Les pays riches sont, néanmoins, inquiets. Il en va ainsi des risques d’éclatement
d’une bulle immobilière au Danemark, du constat du poids croissant du logement
dans le budget des ménages allemands pauvres, du souci bruxellois de lutter
contre la vacance par une amende qui fait débat. Au titre de l’adéquation entre
l’offre et la demande, au moins dans le secteur du logement social, les New Yorkais
constatent une sous-occupation de leur parc social, sous-occupation que les
Anglais veulent combattre avec une « bedroom tax » (un impôt sur la chambre
d’amis) sur les familles vivant dans des logements sociaux trop spacieux par
rapport au nombre de personnes du ménage. Une idée à reprendre en France ? En
tout état de cause, ce repérage international ne manque pas de surprises et
d’orientations qui peuvent parfois étonner. Il en va ainsi de nouveaux critères
d’éligibilité (favorisant les militaires et anciens militaires) pour accéder au logement
social en Israël.
En contrepoint des soucis d’amélioration de la qualité de la vie dans les pays
riches, les sujets d’inquiétude et d’investissement dans les pays en difficulté
relèvent de l’accès aux commodités de base. Rénover et viabiliser des bidonvilles
en Inde rappellent que, dans le monde, l’urbanisation en cours est avant tout une
« bidonvillisation » et qu’il importe d’abord de soutenir l’innovation afin d’aménager
au mieux ces gigantesques espaces urbains. Sur un plan plus fondamental encore,
le soutien de la fondation Gates pour la création et l’implantation de toilettes
souligne que le cadre de vie des plus pauvres sur la planète (de un à deux milliards
d’individus) est dépourvu du plus simple nécessaire.

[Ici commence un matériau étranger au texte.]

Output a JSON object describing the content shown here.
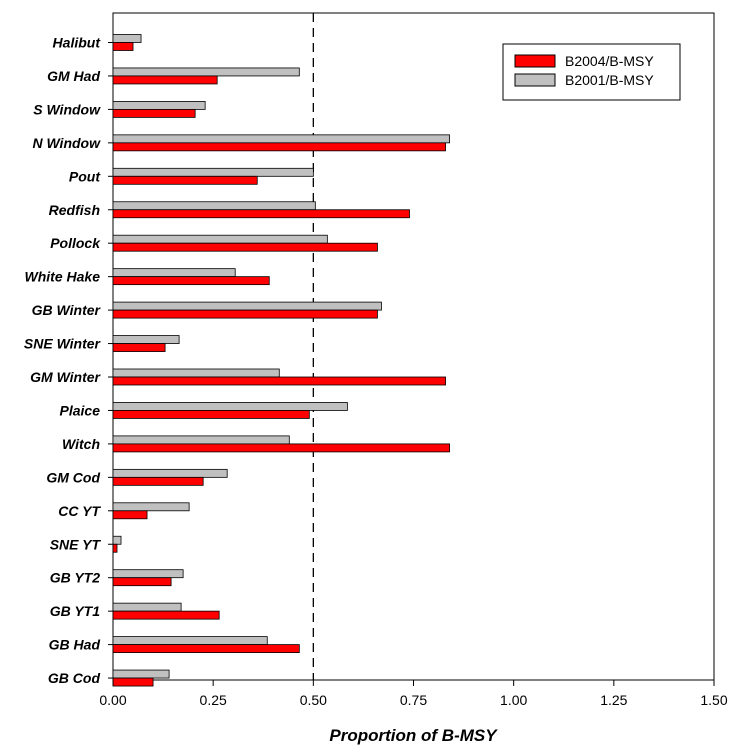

II.4. Exclusion sociale et précarité

David Marguerit, chargé de mission département Questions sociales

Touchant d’abord l’économie financière et boursière, la crise que nous connaissons
a progressivement évolué pour finalement atteindre l’économie réelle. Cette
mutation a eu de profondes répercussions sur les sociétés, comme l’aggravation de
la précarité, de l’exclusion sociale et des inégalités. Face à cette situation, les États
sont contraints de repenser les différentes formes de pauvreté et d’exclusion
sociales existantes, ainsi que les mesures utilisées pour en rendre compte. En effet,
les instruments employés pour évaluer ces aspects étant devenus inadéquats, il
semble nécessaire de les réinventer. L’Inde fait figure d’exemple en relançant le
débat sur le seuil de pauvreté qu’il faut retenir.
Aucun pays n’est épargné par la crise et ceux souvent idéalisés pour la gestion de
cette épreuve sont loin d’être aussi vertueux qu’on aime le prétendre. La Suède est
le pays de l’OCDE où les inégalités ont le plus augmenté ces quinze dernières
années. Alors que le chômage a diminué en Allemagne, la pauvreté s’est fortement
accrue parmi les chômeurs et les personnes occupant un emploi. Au Royaume-Uni,
certaines franges de la population sont davantage touchées que d’autres, comme
le montre l’évolution du chômage et des licenciements des jeunes.
Toutefois, ce creusement des inégalités et de la précarité ne laisse pas sans
réaction. Des pays aussi différents que l’Italie, la Chine ou encore les États-Unis
prennent en considération toute l’ampleur du défi. L’année 2012 s’est caractérisée
par une forte innovation en matière de lutte contre la précarité et l’exclusion
sociale. Ainsi, de nouvelles formes de financements de microcrédits se sont
développées en Chine, des jardins communautaires ont vu leur apparition aux
États-Unis, la première ville « d’entreprise sociale » est née en Italie.